CGAN

In [21]:
# cGAN
# 출처 : http://i-systems.github.io/HSE545/iAI/DL/topics/09_GAN/02_CGAN.html

import numpy as np
import matplotlib.pyplot as plt
import tensorflow as tf
In [22]:
from tensorflow.examples.tutorials.mnist import input_data

mnist = input_data.read_data_sets("./mnist/data/", one_hot=True)
Extracting ./mnist/data/train-images-idx3-ubyte.gz
Extracting ./mnist/data/train-labels-idx1-ubyte.gz
Extracting ./mnist/data/t10k-images-idx3-ubyte.gz
Extracting ./mnist/data/t10k-labels-idx1-ubyte.gz
In [23]:
# cGAN이 GAN과 가장 큰 차이점은 condition -> label(y)가 들어간다는 것
# condition을 주기 위해 n_label 변수를 설정해준다.

n_D_input = 28*28
n_D_hidden = 256
n_D_output = 1

n_G_input = 128
n_G_hidden = 256
n_G_output = 28*28

n_label = 10 # one-hot-encoding
In [24]:
# weights 쓰이는 변수들은 랜덤으로 숫자를 만들고, biases 들은 0으로 초기화 함

weights = {
    'G1' : tf.Variable(tf.random_normal([n_G_input + n_label, n_G_hidden], stddev = 0.01)),
    'G2' : tf.Variable(tf.random_normal([n_G_hidden, n_G_output], stddev = 0.01)),
    'D1' : tf.Variable(tf.random_normal([n_D_input + n_label, n_D_hidden], stddev = 0.01)),
    'D2' : tf.Variable(tf.random_normal([n_D_hidden, n_D_output], stddev = 0.01))
}

biases = {   
    'G1' : tf.Variable(tf.zeros([n_G_hidden])),
    'G2' : tf.Variable(tf.zeros([n_G_output])),
    'D1' : tf.Variable(tf.zeros([n_D_hidden])),
    'D2' : tf.Variable(tf.zeros([n_D_output]))
}

# z : z_noise  x : input image  c : condition(label)

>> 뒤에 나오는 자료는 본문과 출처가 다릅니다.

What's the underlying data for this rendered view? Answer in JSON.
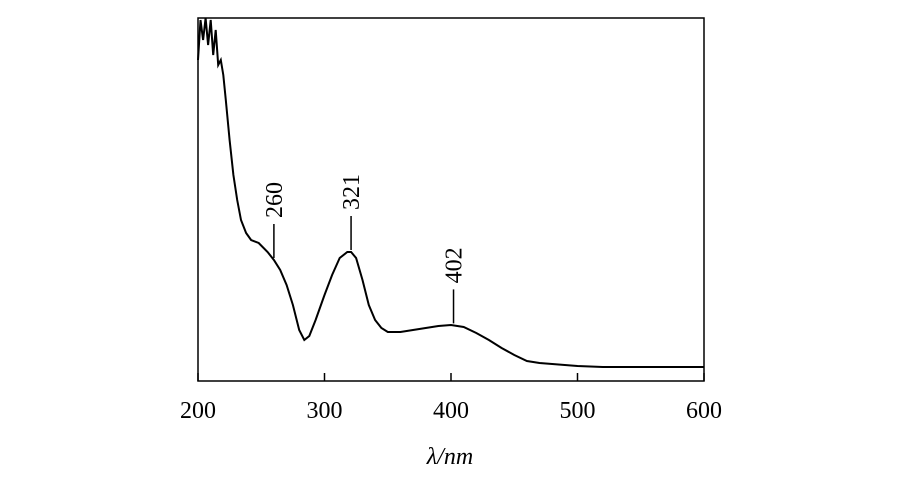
{
  "chart_data": {
    "type": "line",
    "x_label": "λ/nm",
    "x": [
      200,
      202,
      204,
      206,
      208,
      210,
      212,
      214,
      216,
      218,
      220,
      222,
      225,
      228,
      231,
      234,
      238,
      242,
      248,
      255,
      260,
      265,
      270,
      275,
      280,
      284,
      288,
      293,
      300,
      306,
      312,
      318,
      321,
      325,
      330,
      335,
      340,
      345,
      350,
      360,
      370,
      380,
      390,
      400,
      410,
      420,
      430,
      440,
      450,
      460,
      470,
      480,
      490,
      500,
      520,
      600
    ],
    "series": [
      {
        "color": "#000000",
        "values": [
          321,
          361,
          341,
          363,
          336,
          361,
          326,
          351,
          316,
          321,
          306,
          281,
          241,
          206,
          181,
          161,
          148,
          141,
          138,
          129,
          121,
          111,
          96,
          76,
          51,
          41,
          45,
          61,
          86,
          106,
          123,
          129,
          129,
          123,
          101,
          76,
          61,
          53,
          49,
          49,
          51,
          53,
          55,
          56,
          54,
          48,
          41,
          33,
          26,
          20,
          18,
          17,
          16,
          15,
          14,
          14
        ]
      }
    ],
    "xlim": [
      200,
      600
    ],
    "xticks": [
      200,
      300,
      400,
      500,
      600
    ],
    "ylim": [
      0,
      363
    ],
    "annotations": [
      260,
      321,
      402
    ]
  }
}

z = tf.placeholder(tf.float32, [None, n_G_input])
x = tf.placeholder(tf.float32, [None, n_D_input])
c = tf.placeholder(tf.float32, [None, n_label])
In [25]:
# 생성기(Generator)의 신경망 구성
# hidden layer에 G_input과 함께 label(condition)이 들어간다

def generator(G_input, label, weights, biases):
    hidden = tf.nn.relu(tf.matmul(tf.concat([G_input, label], 1), weights['G1']) + biases['G1']) # tf.concat : axis 1을 기준으로 G_input과 label을 이어 붙임   
    output = tf.nn.sigmoid(tf.matmul(hidden, weights['G2']) + biases['G2'])
    return output
In [26]:
# 판별기(Discriminator)의 신경망 구성
# 마찬가지로 input에 label이 함께 들어간다

def discriminator(D_input, label, weights, biases):
    hidden = tf.nn.relu(tf.matmul(tf.concat([D_input, label], 1), weights['D1']) + biases['D1'])
    output = tf.nn.sigmoid(tf.matmul(hidden, weights['D2']) + biases['D2'])
    return output
In [27]:
# 노이즈(z) 생성

def make_noise(n_batch, n_G_input):
    return np.random.normal(size = (n_batch, n_G_input))
In [28]:
G_output = generator(z, c, weights, biases)
D_fake = discriminator(G_output, c, weights, biases)
D_real = discriminator(x, c, weights, biases)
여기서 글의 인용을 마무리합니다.